ProFrac’s upgrades ensure ample capacity and operating flexibility, which is required for shifting conditions during treatment, including adapting to variations in water quality during a frac job. “We are constantly adjusting and readjusting, changing packages, and changing chemical types due to water quality,” Carroll says. “That is an ongoing challenge.”
Chemical packages depend on the mix of produced and freshwater. About one-third of ProFrac’s fleets today are pumping some portion of produced water, he says, with Appalachia fleets often pumping 100%. Using charts and graphs that are monitored closely, solutions can be altered for on-the-fly applications to create slickwater with sufficient friction reduction to open or elongate fractures.
“We have used technology where you can access data in real time to monitor the water before it hits the blender, and again post-blending after friction reducer and other chemicals are added to test efficacy. but there are limitations,” Carroll says.

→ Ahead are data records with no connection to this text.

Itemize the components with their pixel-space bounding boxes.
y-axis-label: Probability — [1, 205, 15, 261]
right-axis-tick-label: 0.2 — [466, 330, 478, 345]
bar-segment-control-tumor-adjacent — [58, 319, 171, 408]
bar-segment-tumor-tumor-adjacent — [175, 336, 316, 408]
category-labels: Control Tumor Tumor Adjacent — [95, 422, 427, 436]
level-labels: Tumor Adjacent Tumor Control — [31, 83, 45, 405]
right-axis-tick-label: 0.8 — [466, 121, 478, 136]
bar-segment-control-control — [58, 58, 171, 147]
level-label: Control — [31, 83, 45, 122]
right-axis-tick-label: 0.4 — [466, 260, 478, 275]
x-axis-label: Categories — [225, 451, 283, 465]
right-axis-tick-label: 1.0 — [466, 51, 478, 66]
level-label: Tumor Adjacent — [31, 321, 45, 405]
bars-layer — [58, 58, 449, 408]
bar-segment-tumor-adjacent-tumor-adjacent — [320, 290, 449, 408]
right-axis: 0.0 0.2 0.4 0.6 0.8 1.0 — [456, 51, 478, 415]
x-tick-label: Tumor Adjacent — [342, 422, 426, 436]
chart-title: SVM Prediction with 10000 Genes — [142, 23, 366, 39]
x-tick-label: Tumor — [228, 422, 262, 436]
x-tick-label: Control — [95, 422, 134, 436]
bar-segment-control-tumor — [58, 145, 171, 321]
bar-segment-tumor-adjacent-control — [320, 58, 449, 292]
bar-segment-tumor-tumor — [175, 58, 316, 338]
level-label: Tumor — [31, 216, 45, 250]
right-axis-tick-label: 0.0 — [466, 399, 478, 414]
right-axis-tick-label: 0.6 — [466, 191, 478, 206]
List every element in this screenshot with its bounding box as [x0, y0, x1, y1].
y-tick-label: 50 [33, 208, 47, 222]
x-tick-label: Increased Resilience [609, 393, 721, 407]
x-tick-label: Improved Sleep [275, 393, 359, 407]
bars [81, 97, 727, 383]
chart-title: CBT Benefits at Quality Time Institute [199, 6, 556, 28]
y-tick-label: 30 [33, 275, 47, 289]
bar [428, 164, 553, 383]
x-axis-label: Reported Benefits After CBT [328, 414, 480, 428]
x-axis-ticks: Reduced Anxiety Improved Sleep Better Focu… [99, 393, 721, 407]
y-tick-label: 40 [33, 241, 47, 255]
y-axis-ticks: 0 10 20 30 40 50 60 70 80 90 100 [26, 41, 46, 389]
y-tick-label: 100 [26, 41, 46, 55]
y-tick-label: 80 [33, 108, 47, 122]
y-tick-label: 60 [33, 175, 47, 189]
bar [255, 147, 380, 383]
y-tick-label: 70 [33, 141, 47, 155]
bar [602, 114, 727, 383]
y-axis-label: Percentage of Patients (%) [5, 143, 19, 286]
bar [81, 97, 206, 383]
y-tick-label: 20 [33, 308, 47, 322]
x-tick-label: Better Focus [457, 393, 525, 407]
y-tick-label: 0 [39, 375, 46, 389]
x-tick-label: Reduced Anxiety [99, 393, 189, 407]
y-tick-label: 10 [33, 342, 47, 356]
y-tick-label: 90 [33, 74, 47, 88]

In addition to leveraging technological improvements, the company also provides the human expertise necessary to identify solutions for shifting water qualities, according to Christian Parra, a ProFrac engineering operations manager. Parra points to a solution one of the company’s teams derived for a job in South Texas as an example. As in many jobs, the completion fluid contained both fresh and produced water. However, the total dissolved solid levels in the produced water ended up being much higher than anticipated, which compromised the high-viscosity friction reducer’s performance. As a result, pressures rose and the well stopped taking sand.
In response, engineers quickly collected and analyzed samples, then proposed several remedies. The selected solution included increasing the portion of produced water and the FR concentrations during pad and flush operations, while using more fresh water during the sand-laden stages, Para recounts. This approach worked well, he reports. After a transition, the team began pumping sand successfully.
The company has implemented additional innovations to achieve better results and provide high-quality service, including a customer portal interface available to ProFrac employees, operators, and others involved in a stimulation job. Authorized users can log into the system to access job design specifics, monitor conditions and check on job status, Carroll describes.